Faculty of Biology, Chemistry and Geosciences, University of Bayreuth

Anke C. Nölscher is Assistant Professor of Atmospheric Chemistry at the Faculty of Biology, Chemistry and Geosciences at the University of Bayreuth, since 2019. She studied Meteorology at the Johannes Gutenberg-University Mainz (JGU) and received her PhD in Atmospheric Chemistry at the Max Planck Graduate Center (MPGC) in 2012. After her post-doctoral research at the Max Planck Institute of Chemistry (MPIC) and the California Institute of Technology (Caltech) she became Project coordinator for Technical Infrastructure at the German Meteorological Service (DWD) until 2019.
Anke Nölschers research aims to identify the major exchange processes between earth’s surface and atmosphere and to investigate the impact of weather, climate and the environment thereon.

Petra Schwille

Max-Planck-Insitute for Biochemistry, Martinsried

Professor Schwille studied physics and philosophy in Stuttgart and Göttingen. She worked on her Ph.D. at the Max Planck Institute for Biophysical Chemistry (MPI-bpc) Göttingen in the Lab of nobel laureate Manfred Eigen and finished her dissertation on fluorescence correlation spectroscopy in 1993 at TU Braunschweig. Thereafter, she worked as a postdoc at the MPI-bpc (1996–1997) and at Cornell University, Ithaca, New York (1997–1999), followed by a junior group leader position at the MPI-bpc (1999–2002).
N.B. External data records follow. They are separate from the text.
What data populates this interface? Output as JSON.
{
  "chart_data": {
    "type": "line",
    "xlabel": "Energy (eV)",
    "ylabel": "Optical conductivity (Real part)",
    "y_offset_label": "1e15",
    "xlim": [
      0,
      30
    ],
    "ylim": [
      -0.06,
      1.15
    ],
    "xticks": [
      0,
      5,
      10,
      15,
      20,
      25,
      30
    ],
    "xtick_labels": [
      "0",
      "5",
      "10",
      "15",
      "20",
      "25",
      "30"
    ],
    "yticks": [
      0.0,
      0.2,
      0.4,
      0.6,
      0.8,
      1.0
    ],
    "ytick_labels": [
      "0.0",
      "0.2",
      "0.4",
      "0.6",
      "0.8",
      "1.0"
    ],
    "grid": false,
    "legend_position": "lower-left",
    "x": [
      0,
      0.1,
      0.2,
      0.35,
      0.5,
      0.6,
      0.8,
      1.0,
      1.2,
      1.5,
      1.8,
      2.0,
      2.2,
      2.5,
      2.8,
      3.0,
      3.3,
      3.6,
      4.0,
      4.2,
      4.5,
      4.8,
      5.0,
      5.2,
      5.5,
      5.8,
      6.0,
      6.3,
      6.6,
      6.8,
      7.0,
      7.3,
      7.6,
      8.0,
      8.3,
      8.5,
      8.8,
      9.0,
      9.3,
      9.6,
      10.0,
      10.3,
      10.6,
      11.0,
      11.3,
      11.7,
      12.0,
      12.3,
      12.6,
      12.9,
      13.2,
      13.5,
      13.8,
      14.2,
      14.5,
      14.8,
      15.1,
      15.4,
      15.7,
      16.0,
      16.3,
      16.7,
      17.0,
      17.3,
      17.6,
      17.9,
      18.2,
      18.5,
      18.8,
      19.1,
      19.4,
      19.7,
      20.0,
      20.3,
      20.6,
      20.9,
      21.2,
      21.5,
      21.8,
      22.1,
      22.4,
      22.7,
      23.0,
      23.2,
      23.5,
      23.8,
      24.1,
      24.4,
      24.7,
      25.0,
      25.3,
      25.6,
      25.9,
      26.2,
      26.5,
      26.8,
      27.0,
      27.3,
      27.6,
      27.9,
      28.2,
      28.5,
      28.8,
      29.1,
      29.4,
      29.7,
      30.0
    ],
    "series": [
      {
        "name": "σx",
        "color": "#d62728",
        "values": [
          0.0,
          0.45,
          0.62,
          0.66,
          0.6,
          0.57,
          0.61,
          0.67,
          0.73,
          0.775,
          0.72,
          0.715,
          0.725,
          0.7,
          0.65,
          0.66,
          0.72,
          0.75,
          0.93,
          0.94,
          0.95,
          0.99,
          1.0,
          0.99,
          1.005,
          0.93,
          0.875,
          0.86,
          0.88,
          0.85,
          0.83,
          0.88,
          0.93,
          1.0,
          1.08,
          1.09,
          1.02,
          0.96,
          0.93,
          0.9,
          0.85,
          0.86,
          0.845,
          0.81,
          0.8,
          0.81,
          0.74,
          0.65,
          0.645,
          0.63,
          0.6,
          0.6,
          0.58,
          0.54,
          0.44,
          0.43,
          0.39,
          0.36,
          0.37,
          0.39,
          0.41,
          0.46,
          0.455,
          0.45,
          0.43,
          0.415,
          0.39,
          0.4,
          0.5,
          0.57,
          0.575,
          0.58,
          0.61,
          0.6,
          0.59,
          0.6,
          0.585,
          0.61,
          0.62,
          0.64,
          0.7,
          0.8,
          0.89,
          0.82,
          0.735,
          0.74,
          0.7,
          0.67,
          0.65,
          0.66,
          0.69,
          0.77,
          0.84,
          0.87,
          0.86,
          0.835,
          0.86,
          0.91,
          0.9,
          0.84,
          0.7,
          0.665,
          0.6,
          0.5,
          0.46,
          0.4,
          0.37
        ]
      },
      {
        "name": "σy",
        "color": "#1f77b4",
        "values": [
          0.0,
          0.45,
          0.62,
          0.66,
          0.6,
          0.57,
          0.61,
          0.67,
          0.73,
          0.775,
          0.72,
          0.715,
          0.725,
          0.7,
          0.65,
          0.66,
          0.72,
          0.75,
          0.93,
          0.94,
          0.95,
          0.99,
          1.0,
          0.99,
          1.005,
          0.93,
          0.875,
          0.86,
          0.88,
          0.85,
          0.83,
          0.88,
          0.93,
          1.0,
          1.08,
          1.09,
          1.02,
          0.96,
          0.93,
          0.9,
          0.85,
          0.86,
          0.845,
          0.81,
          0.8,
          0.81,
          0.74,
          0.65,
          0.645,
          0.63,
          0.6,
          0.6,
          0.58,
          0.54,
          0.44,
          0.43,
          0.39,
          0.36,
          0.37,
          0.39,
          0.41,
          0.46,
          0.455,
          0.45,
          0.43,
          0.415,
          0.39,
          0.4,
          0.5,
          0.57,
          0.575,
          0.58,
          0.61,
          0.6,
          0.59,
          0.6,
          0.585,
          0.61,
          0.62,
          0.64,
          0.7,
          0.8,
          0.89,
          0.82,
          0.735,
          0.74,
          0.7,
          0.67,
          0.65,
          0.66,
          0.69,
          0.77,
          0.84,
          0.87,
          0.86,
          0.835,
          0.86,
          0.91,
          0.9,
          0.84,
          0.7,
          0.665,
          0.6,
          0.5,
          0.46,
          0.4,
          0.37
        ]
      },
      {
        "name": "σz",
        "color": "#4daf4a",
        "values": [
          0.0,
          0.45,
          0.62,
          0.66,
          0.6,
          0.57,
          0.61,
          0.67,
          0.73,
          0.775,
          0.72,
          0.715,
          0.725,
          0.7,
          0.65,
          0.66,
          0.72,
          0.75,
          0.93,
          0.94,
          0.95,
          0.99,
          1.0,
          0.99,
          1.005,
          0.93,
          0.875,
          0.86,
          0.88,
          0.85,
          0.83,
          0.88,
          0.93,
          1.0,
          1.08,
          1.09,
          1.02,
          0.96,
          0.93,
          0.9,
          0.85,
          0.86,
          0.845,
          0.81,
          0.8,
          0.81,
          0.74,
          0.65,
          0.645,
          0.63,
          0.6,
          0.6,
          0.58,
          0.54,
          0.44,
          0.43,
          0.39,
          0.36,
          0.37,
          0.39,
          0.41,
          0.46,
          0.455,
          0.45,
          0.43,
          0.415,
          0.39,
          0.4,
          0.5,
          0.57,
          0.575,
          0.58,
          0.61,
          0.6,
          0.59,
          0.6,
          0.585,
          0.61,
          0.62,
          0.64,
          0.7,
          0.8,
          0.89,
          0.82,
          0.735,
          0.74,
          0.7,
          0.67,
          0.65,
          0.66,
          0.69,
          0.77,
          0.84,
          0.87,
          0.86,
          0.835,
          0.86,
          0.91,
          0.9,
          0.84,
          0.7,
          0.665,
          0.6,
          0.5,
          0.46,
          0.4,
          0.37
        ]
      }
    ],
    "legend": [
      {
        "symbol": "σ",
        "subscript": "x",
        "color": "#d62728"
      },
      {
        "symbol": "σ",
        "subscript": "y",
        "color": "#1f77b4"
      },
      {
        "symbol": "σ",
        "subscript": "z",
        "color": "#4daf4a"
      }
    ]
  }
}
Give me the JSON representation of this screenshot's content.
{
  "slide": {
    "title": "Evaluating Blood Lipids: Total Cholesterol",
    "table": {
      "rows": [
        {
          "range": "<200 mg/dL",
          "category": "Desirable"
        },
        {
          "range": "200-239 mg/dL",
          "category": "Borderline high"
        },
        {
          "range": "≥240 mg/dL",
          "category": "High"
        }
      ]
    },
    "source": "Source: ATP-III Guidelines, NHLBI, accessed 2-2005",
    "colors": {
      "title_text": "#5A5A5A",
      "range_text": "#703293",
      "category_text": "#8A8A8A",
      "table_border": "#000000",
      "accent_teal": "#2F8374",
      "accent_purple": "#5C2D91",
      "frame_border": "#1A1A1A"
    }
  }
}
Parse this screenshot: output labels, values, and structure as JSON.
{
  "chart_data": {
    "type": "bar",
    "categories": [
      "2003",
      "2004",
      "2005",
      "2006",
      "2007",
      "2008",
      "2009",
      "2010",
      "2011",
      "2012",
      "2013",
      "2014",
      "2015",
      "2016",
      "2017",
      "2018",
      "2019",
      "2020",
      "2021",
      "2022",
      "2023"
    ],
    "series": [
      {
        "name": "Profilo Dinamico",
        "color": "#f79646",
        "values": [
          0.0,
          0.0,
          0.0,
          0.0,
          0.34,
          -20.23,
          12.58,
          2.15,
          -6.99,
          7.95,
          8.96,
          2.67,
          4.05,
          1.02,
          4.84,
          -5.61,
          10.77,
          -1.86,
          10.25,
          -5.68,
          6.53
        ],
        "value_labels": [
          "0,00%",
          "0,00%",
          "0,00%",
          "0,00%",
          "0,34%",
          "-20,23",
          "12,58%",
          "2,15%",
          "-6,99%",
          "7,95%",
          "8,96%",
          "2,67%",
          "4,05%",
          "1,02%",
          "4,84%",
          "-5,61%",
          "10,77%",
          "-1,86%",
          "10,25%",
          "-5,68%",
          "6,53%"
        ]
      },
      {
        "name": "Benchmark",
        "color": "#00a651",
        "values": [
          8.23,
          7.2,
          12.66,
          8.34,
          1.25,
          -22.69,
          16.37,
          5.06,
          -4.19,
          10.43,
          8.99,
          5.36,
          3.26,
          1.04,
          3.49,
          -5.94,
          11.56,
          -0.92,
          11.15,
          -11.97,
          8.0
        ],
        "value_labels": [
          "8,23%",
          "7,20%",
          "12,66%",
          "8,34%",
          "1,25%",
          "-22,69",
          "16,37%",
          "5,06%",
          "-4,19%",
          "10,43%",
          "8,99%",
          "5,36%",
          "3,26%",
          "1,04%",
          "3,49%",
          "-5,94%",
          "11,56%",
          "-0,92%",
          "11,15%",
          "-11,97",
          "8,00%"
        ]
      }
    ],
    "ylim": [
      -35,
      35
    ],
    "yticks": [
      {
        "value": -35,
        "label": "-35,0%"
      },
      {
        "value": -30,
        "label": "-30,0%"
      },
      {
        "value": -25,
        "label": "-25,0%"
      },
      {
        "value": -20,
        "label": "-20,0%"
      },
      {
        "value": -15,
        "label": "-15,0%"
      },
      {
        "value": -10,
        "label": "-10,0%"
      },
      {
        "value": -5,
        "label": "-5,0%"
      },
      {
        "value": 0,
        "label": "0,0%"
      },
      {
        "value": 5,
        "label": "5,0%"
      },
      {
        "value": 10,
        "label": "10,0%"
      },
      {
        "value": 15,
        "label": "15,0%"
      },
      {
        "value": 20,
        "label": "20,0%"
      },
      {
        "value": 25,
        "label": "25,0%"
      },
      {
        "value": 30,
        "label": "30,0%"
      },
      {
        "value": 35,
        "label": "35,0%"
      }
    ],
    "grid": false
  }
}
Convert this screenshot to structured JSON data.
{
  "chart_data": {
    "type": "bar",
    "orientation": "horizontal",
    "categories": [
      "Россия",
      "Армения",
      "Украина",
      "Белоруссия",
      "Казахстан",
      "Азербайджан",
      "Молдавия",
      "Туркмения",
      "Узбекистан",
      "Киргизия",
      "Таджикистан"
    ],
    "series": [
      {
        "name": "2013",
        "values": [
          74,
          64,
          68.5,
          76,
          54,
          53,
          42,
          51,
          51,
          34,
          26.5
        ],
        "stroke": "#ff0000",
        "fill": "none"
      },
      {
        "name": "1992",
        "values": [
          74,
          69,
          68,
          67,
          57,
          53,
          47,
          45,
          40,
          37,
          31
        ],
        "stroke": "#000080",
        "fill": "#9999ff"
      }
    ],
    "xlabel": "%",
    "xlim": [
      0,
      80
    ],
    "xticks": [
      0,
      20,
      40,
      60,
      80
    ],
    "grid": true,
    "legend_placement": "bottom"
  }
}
In 2002 she was appointed as full professor for biophysics at TU Dresden, where she stayed until 2012. Since 2011 she is director of the MPI for Biochemistry in Martinsried. In her research, she investigates minimal cell models to shed light on the origin of life on earth.

Jonas Warneke

University of Leipzig

Jonas Warneke is a “Freigeist” Junior Research Group Leader at Leipzig University, since 2020. He studied Chemistry and Material Science from 2006 to 2011 and graduated with a PhD degree in Physical Chemistry in 2015 from the University of Bremen. In 2016 he moved to the United States and worked as a Feodor Lynen Fellow for two years at the Pacific Northwest National Laboratory (PNNL) and one year at Purdue University with Julia Laskin on “ion softlanding”. His research focuses on the characterization of highly reactive ions and their deposition on surfaces for the generation of functional molecules and thin layer materials.